NP. Pace*a (Dr), N. Merciecaa (Mr), R. Formosaa (Dr), EJ. Spiteria (Ms), O. Mazzitellia (Dr), M. Gruppettaa (Dr), JP. Ebejera (Dr), D. Salibaa (Prof), J. Vassalloa (Prof)

a University of Malta, Msida, MALTA

* nikolai.p.pace@um.edu.mt

Introduction

Pituitary neuroendocrine tumors are a heterogeneous group of neoplasms derived from the adenohypophysis. Their pathogenesis is poorly understood, and they exhibit extensive clinical and molecular heterogeneity that precludes the development of targeted therapeutic modalities. Despite the benign histological features of most pituitary neuroendocrine tumors, they produce clinical manifestations due to a combination of compressive effects and/or hormonal hypersecretion by functional tumors. Their gene expression profile is highly heterogeneous, with a lack of a uniform molecular signature across tumor subtypes. While several genes have been consistently implicated across various transcriptomic studies, individual studies also identify novel DEGs with potential tumorigenic and therapeutic implications. The objective of this study was to further explore transcriptomic changes between functional vs non-functional pituitary neuroendocrine tumors, and to relate gene expression changes to deregulated biological pathways.

Materials and Methods

Whole transcriptome analysis was performed on RNA extracted from 27 non-functioning pituitary adenomas (NFPAs) and 21 functional adenomas (FPAs) using the BGI-Seq500 platform.
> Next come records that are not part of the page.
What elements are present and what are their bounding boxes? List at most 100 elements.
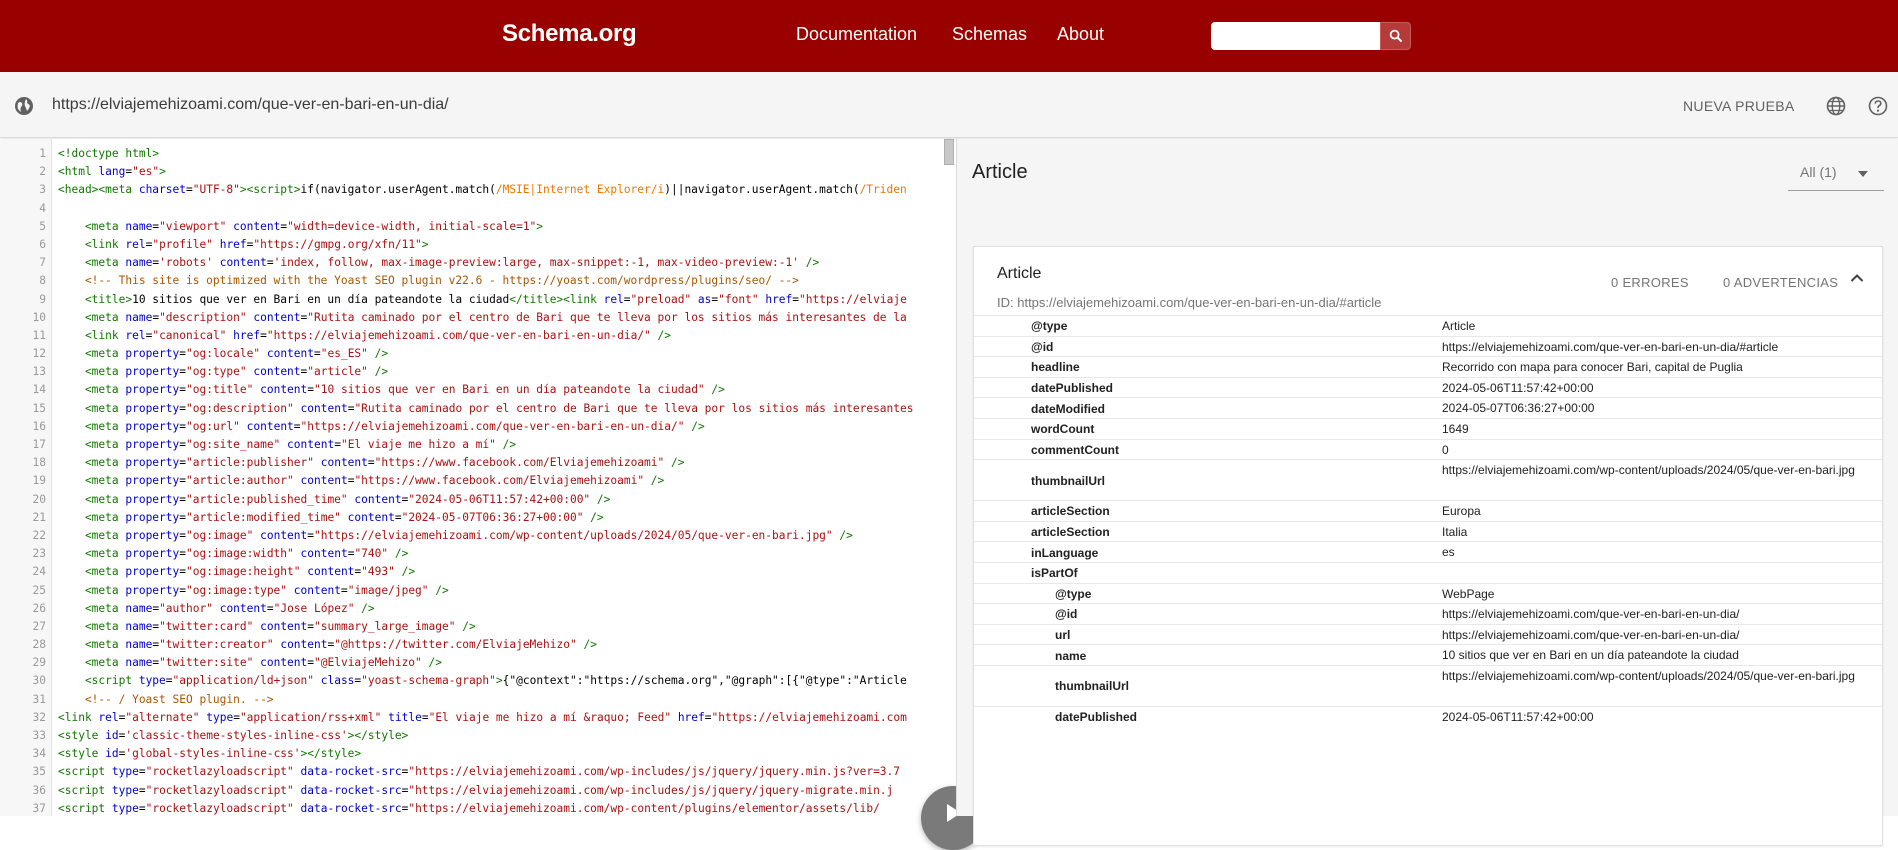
search-button[interactable] (1380, 22, 1411, 50)
top-header: Schema.org Documentation Schemas About (0, 0, 1898, 72)
line-content: <meta property="og:image:type" content="… (58, 583, 449, 597)
line-number: 21 (32, 510, 46, 524)
code-line: 24 <meta property="og:image:height" cont… (0, 563, 956, 581)
url-bar: https://elviajemehizoami.com/que-ver-en-… (0, 72, 1898, 138)
property-row: commentCount 0 (974, 438, 1882, 460)
errors-count: 0 ERRORES (1611, 275, 1689, 290)
line-number: 16 (32, 419, 46, 433)
chevron-up-icon[interactable] (1850, 273, 1864, 283)
property-value: https://elviajemehizoami.com/wp-content/… (1442, 463, 1855, 478)
property-row: url https://elviajemehizoami.com/que-ver-… (974, 623, 1882, 645)
new-test-button[interactable]: NUEVA PRUEBA (1683, 98, 1795, 114)
line-content: <meta name='robots' content='index, foll… (58, 256, 820, 270)
property-key: headline (1031, 360, 1080, 375)
property-value: Italia (1442, 524, 1468, 539)
line-content: <meta name="twitter:card" content="summa… (58, 619, 476, 633)
code-editor[interactable]: 1 <!doctype html> 2 <html lang="es"> 3 <head>… (0, 139, 956, 816)
line-number: 18 (32, 456, 46, 470)
code-line: 23 <meta property="og:image:width" conte… (0, 545, 956, 563)
property-row: articleSection Europa (974, 500, 1882, 521)
line-number: 31 (32, 692, 46, 706)
line-content: <meta name="author" content="Jose López"… (58, 601, 375, 615)
code-line: 20 <meta property="article:published_tim… (0, 491, 956, 509)
property-row: @id https://elviajemehizoami.com/que-ver-… (974, 603, 1882, 624)
line-number: 9 (39, 292, 46, 306)
property-key: @type (1055, 586, 1092, 601)
property-key: @id (1055, 607, 1078, 622)
property-value: https://elviajemehizoami.com/que-ver-en-… (1442, 627, 1740, 642)
line-number: 33 (32, 729, 46, 742)
line-number: 13 (32, 365, 46, 379)
line-number: 37 (32, 801, 46, 815)
line-content: <!doctype html> (58, 147, 160, 160)
line-number: 11 (32, 328, 46, 342)
line-number: 30 (32, 674, 46, 688)
code-line: 6 <link rel="profile" href="https://gmpg… (0, 236, 956, 254)
code-line: 32 <link rel="alternate" type="applicatio… (0, 709, 956, 727)
line-content: <meta property="og:title" content="10 si… (58, 383, 725, 397)
code-line: 35 <script type="rocketlazyloadscript" da… (0, 763, 956, 781)
property-key: inLanguage (1031, 545, 1099, 560)
code-line: 18 <meta property="article:publisher" co… (0, 454, 956, 472)
property-row: @type Article (974, 315, 1882, 336)
property-key: isPartOf (1031, 566, 1078, 581)
property-key: name (1055, 648, 1087, 663)
property-row: thumbnailUrl https://elviajemehizoami.com… (974, 459, 1882, 500)
property-row: thumbnailUrl https://elviajemehizoami.com… (974, 664, 1882, 706)
language-icon[interactable] (1826, 96, 1846, 116)
property-row: @id https://elviajemehizoami.com/que-ver-… (974, 335, 1882, 357)
property-row: @type WebPage (974, 582, 1882, 604)
property-table: @type Article @id https://elviajemehizoami.… (974, 315, 1882, 727)
line-content: <style id='classic-theme-styles-inline-c… (58, 729, 409, 742)
help-icon[interactable] (1868, 96, 1888, 116)
code-line: 26 <meta name="author" content="Jose Lóp… (0, 600, 956, 618)
line-number: 35 (32, 765, 46, 779)
line-number: 25 (32, 583, 46, 597)
code-line: 13 <meta property="og:type" content="art… (0, 363, 956, 381)
line-content: <meta property="og:image:height" content… (58, 565, 416, 579)
property-key: datePublished (1031, 381, 1114, 396)
line-number: 5 (39, 219, 46, 233)
property-value: Article (1442, 319, 1476, 333)
line-number: 23 (32, 547, 46, 561)
property-value: 2024-05-06T11:57:42+00:00 (1442, 709, 1594, 724)
line-number: 36 (32, 783, 46, 797)
code-line: 5 <meta name="viewport" content="width=d… (0, 218, 956, 236)
nav-documentation[interactable]: Documentation (796, 24, 917, 45)
line-content: <meta property="article:published_time" … (58, 492, 611, 506)
property-value: WebPage (1442, 586, 1495, 601)
property-value: 2024-05-06T11:57:42+00:00 (1442, 380, 1594, 395)
property-key: url (1055, 628, 1071, 643)
line-content: <meta property="og:url" content="https:/… (58, 419, 705, 433)
code-line: 16 <meta property="og:url" content="http… (0, 418, 956, 436)
tested-url[interactable]: https://elviajemehizoami.com/que-ver-en-… (52, 96, 449, 114)
code-line: 25 <meta property="og:image:type" conten… (0, 582, 956, 600)
line-number: 22 (32, 528, 46, 542)
line-number: 10 (32, 310, 46, 324)
property-value: Europa (1442, 504, 1481, 519)
code-line: 17 <meta property="og:site_name" content… (0, 436, 956, 454)
chevron-down-icon (1858, 171, 1868, 177)
search-input[interactable] (1211, 22, 1380, 50)
property-key: wordCount (1031, 422, 1095, 437)
line-number: 28 (32, 638, 46, 652)
line-number: 15 (32, 401, 46, 415)
property-row: datePublished 2024-05-06T11:57:42+00:00 (974, 376, 1882, 398)
property-value: https://elviajemehizoami.com/wp-content/… (1442, 668, 1855, 683)
line-number: 17 (32, 438, 46, 451)
card-title: Article (997, 265, 1042, 282)
nav-about[interactable]: About (1057, 24, 1104, 45)
brand-logo[interactable]: Schema.org (502, 20, 637, 48)
results-filter-dropdown[interactable]: All (1) (1788, 157, 1884, 191)
line-content: <link rel="canonical" href="https://elvi… (58, 328, 672, 342)
scrollbar[interactable] (944, 139, 954, 165)
results-panel: Article All (1) Article 0 ERRORES 0 ADVE… (957, 139, 1898, 846)
line-content: <script type="rocketlazyloadscript" data… (58, 801, 880, 815)
line-content: <link rel="profile" href="https://gmpg.o… (58, 237, 429, 251)
property-value: es (1442, 545, 1455, 560)
globe-icon (15, 97, 33, 115)
code-line: 28 <meta name="twitter:creator" content=… (0, 636, 956, 654)
line-number: 1 (39, 147, 46, 160)
property-row: wordCount 1649 (974, 417, 1882, 439)
nav-schemas[interactable]: Schemas (952, 24, 1027, 45)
Following quality control and pre-processing, sequencing reads were mapped to hg19. The limma package was used to evaluate differentially expressed genes (DEGs), and gene set enrichment analysis (GSEA) using KEGG and Reactome datasets was performed.

Results

1817 DEGs with a log2 fold change of more than ±2 were identified in the NFPA-FPA comparison, with 1200 upregulated and 617 downregulated genes in NFPAs. K-means clustering identified two gene clusters with opposing patterns of expression between NFPA and FPA, with upregulation cation transmembrane transporter activity signaling in NFPAs and upregulation of GH signaling and retinoic acid signaling in FPAs. GSEA analysis revealed downregulation of JAK-STAT and PI3K-Akt/mTOR signaling and upregulation of oxidative phosphorylation and calcium signaling pathways in NFPAs. The top up-regulated NFPA genes include BRINP3, GALNT12, SERPINF1, GATA3 and FOLR1. GATA3 is paralogous to GATA2 which is required for the differentiation of gonadotrophs and thyrotropes. NFPAs exhibit upregulation of ion-related events, while FPAs demonstrate upregulation of GH and tumorigenesis-related pathways driven by STAT3, a key regulator of GH expression.

Conclusion

This analysis expands the molecular profile of functional vs non-functional pituitary tumors and presents potential novel targets for further analysis.

The author has declared no conflict of interest.